Tiny teeth found in Colorado deepen the debate over primate origins
A sediment-washing “bubbler” helped researchers recover 65.5-million-year-old teeth that illuminate how early primate relatives spread after the mass extinction.

Last year, National Geographic Explorer Tyler Lyson was in Corral Bluffs on the outskirts of Colorado Springs, searching for minuscule fossils. His tool of choice? A unique filtering machine called a “bubbler.”
The device pipes compressed air into a large tub of water, where a steady stream of bubbles helps break apart sediment and trap bone fragments on sieve-like screens. After sifting through several tons of earth, his team retrieved a diminutive tooth. It was one of three they identified as belonging to a Purgatorius, a small tree shrew-like animal thought by many scientists to be the world’s earliest primate.
“To find these three teeny tiny teeth we had to screen-wash over 8,000 pounds of dirt,” says Lyson, a paleontologist at the Denver Museum of Nature and Science. “It took an army.”
Lyson and his team dated the teeth to 65.5–65.4 million years ago, or about 550,000 to 650,000 years after the asteroid-driven cataclysm that wiped out the nonavian dinosaurs. The three teeth are also the farthest south that Purgatorius remains have been found so far.
The findings, published Tuesday in the Journal of Vertebrate Paleontology, offer tantalizing clues into how primitive primates initially evolved and proliferated in a dinosaur-free world.
(Did ancient primates walk alongside T. rex? New evidence backs up theory.)
Prior research based on several teeth and a rare ankle bone reported in 2012 indicates Purgatorius ate fruit, climbed trees, and had eyes on the sides of its head like a squirrel. While these findings provide insight into how Purgatorius lived, scientists’ understanding of its habitat and migration remains limited. Because Purgatorius is so small, scientists have had difficulty finding its remains, particularly with conventional excavation techniques, such as digging with a chisel and trowel.

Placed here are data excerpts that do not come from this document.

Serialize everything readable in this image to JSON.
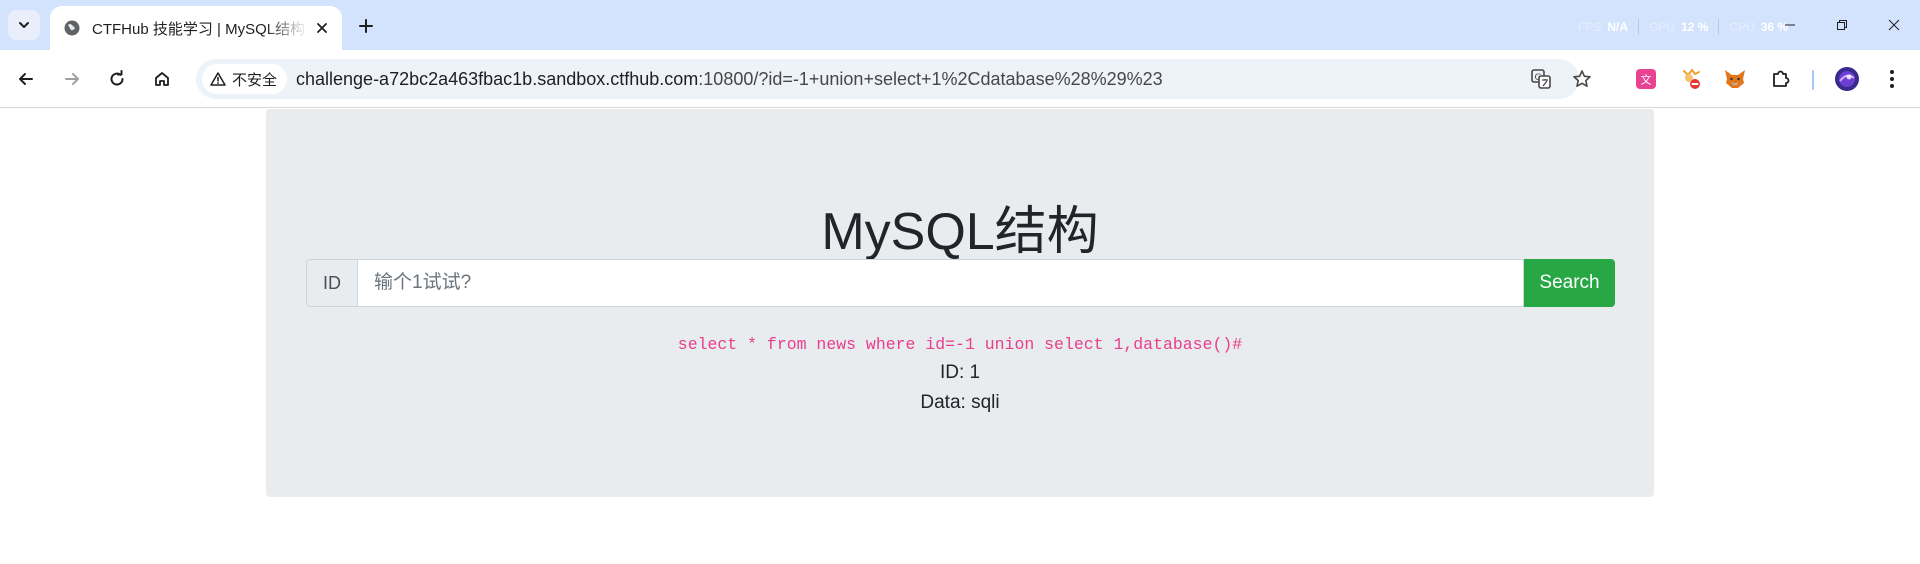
{
  "browser": {
    "tab": {
      "title": "CTFHub 技能学习 | MySQL结构"
    },
    "stats": [
      {
        "label": "FPS",
        "value": "N/A"
      },
      {
        "label": "GPU",
        "value": "12 %"
      },
      {
        "label": "CPU",
        "value": "36 %"
      }
    ],
    "address": {
      "security_label": "不安全",
      "host": "challenge-a72bc2a463fbac1b.sandbox.ctfhub.com",
      "rest": ":10800/?id=-1+union+select+1%2Cdatabase%28%29%23"
    },
    "icons": {
      "tab_list": "chevron-down-icon",
      "favicon": "globe-icon",
      "close": "close-icon",
      "new_tab": "plus-icon",
      "back": "back-arrow-icon",
      "forward": "forward-arrow-icon",
      "reload": "reload-icon",
      "home": "home-icon",
      "warning": "warning-icon",
      "translate": "translate-icon",
      "bookmark": "star-icon",
      "extensions": [
        "translate-extension-icon",
        "hand-extension-icon",
        "fox-extension-icon",
        "puzzle-icon"
      ],
      "profile": "avatar-icon",
      "menu": "kebab-menu-icon"
    }
  },
  "page": {
    "heading": "MySQL结构",
    "search": {
      "prefix": "ID",
      "placeholder": "输个1试试?",
      "button": "Search"
    },
    "query": "select * from news where id=-1 union select 1,database()#",
    "results": [
      {
        "text": "ID: 1"
      },
      {
        "text": "Data: sqli"
      }
    ]
  },
  "colors": {
    "tabstrip": "#d3e3fd",
    "jumbotron": "#e9ecef",
    "button": "#28a745",
    "query_text": "#e83e8c"
  }
}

“It could fit in the palm of your hand.” says Stephen Chester, a paleontologist at Brooklyn College in New York who discovered the Purgatorius ankle bone and is lead author of the new study. “A Purgatorius tooth is around two by two millimeters, so the chances of finding that with your naked eye are extremely small.”
Primitive primates
Purgatorius sits at the heart of a debate about the world’s first primates. The earliest definitive primates appear in two groups: adapiforms (lemur-like primates) and omomyiforms (close relatives of tarsiers). They both date back to about 56 million years ago, but the relationship between these two types of primates and those that came shortly after the dinosaur-killing impact—some 10 million years earlier—is unclear.


Purgatorius belongs to a group called plesiadapiforms, which many scientists consider to be the primates that precede these other two groups, but some argue they are not true primates. The oldest Purgatorius remains come from Montana, and suggest the tiny animals scurried onto the scene around 65.9 million years ago, or 100,000 years after the end-Cretaceous extinction event.
Around 1.9 million years later, relatives of Purgatorius began to appear farther south in places like New Mexico. While these discoveries provide a few more pieces of the Purgatorius puzzle, they leave many questions unanswered about how and where they originated and subsequently migrated during that 1.8-million-year gap.
(The unlikely survival of ancient monkeys, swept across the Atlantic Ocean)
The three newly discovered teeth from Colorado expand Purgatorius’s known range from Montana and southwestern Canada southward into the more western central United States.
Dorien de Vries, a paleontologist at the Naturalis Biodiversity Center in the Netherlands who was not involved with the research, says the paper “illustrates the remarkable evolutionary success and adaptability of these early primates.”
She added that the discovery shows that Purgatorius’s habitat after the asteroid impact was much greater than previously thought. “It teaches us more about the origin of primates themselves, and what the earliest members of our family looked and lived like,” she says.
Gregory Wilson Mantilla, a paleontologist at the University of Washington who was not involved with the new findings, says the new teeth show “there is much more to be discovered even in the well-explored western interior of North America.”
He, along with Chester, discovered the oldest-known Purgatorius fossils in Montana in 2021. “Despite decades of paleontological field work, we are just scratching the surface,” Wilson Mantilla says.
Though the three teeth belong to a presently unidentified and likely new species of Purgatorius, the researchers want to unearth more remains before they definitively make that claim.
“We're going to find a head at some point,” says Lyson. “The best fossils are still in the ground.